The government asserts that the inflation rates are at 3to 4% or 15 to 20% over 5 years. But fuel is a fundamental commodity how can it’s price double and not affect the economy? School districts are operating thousands of school buses and how can the cost of fuel not bust their budgets? Trucking companies, grocery stores, farmers and the inflation rate is really 3 to 4 %?

The pundits assert we are in good times that the market is fundamentally strong and if we factor out fuel prices and the mortgage credit slump we are doing great. Well if you factor out icebergs and the lifeboat shortage the Titanic’s maiden voyage was a wild success as well. But it all goes back to the war and the cost of the war, the hole in our financial bucket that can never be filled.

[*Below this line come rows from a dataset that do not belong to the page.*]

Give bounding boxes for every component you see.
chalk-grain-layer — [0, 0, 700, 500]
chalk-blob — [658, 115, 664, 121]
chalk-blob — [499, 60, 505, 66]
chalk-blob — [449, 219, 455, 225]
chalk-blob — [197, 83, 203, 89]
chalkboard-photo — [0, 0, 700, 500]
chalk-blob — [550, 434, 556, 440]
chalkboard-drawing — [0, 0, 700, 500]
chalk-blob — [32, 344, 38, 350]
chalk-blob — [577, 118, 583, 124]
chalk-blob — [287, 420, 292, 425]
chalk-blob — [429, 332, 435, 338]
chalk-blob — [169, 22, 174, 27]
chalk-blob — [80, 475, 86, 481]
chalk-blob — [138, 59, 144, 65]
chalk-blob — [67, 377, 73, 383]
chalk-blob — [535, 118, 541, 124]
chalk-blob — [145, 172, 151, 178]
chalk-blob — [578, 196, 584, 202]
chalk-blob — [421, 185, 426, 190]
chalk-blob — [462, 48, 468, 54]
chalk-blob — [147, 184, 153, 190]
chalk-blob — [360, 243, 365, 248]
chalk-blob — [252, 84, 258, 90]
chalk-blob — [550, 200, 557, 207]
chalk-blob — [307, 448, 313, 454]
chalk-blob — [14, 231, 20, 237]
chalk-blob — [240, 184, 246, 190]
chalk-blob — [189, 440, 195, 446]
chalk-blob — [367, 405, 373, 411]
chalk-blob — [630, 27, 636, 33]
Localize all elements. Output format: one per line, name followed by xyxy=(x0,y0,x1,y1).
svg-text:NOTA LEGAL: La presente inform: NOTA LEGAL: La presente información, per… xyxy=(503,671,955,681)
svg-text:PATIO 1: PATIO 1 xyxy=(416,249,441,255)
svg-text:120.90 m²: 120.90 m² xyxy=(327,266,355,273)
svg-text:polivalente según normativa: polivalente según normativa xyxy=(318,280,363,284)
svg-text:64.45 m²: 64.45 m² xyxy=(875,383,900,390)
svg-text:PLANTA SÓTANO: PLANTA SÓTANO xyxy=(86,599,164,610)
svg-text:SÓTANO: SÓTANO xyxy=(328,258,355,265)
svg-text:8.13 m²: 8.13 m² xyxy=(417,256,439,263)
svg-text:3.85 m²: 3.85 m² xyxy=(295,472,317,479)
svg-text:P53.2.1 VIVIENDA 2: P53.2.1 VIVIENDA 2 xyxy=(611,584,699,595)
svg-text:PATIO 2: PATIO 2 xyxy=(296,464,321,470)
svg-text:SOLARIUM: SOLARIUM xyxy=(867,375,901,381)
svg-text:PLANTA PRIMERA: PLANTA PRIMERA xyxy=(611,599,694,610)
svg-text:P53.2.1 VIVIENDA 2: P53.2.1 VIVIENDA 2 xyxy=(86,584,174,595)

In the end as always, in the end we have to ask ourselves, was it worth it? What have we gained verses what we have lost and what we must pay, how much and for how long. We’ve only made the down payment on this war this is only the beginning as the ground is shifting under our feet. Pakistan is at war, albeit a civil war but it is war none the less. Turkey is threatening to join the war in Iraq against the Kurds. Where will that leave the US? Caught between their own proxy client state and a NATO ally. Israel has attacked Syria for an alleged nuclear program because Syria had a rectangular building that looked like a rectangular building in North Korea. The administration daily issues verbose warnings to Iran about doing the same things that the US is helping India to do.

President Bush has warned President Putin that if he wishes to avoid world war three he must stop Iran. But look around George; look at the wreckage created by an absence of true diplomacy. A diplomacy designed not to reach accords but to back adversaries in to a corner leaving war as the only course left open. Like the shifting sands on the desert the winds of war blow where they will. Once the fires are started they know longer answer to their masters.

It doesn’t take a leader to create war it only takes the absence of leadership working for peace that creates war. We are upside down in a war of folly, a war we can’t afford and can never even hope to pay for. A war of pride and avarice, a war for the few at the expense of the many. How much will this war truly cost? God help us, it is unknowable.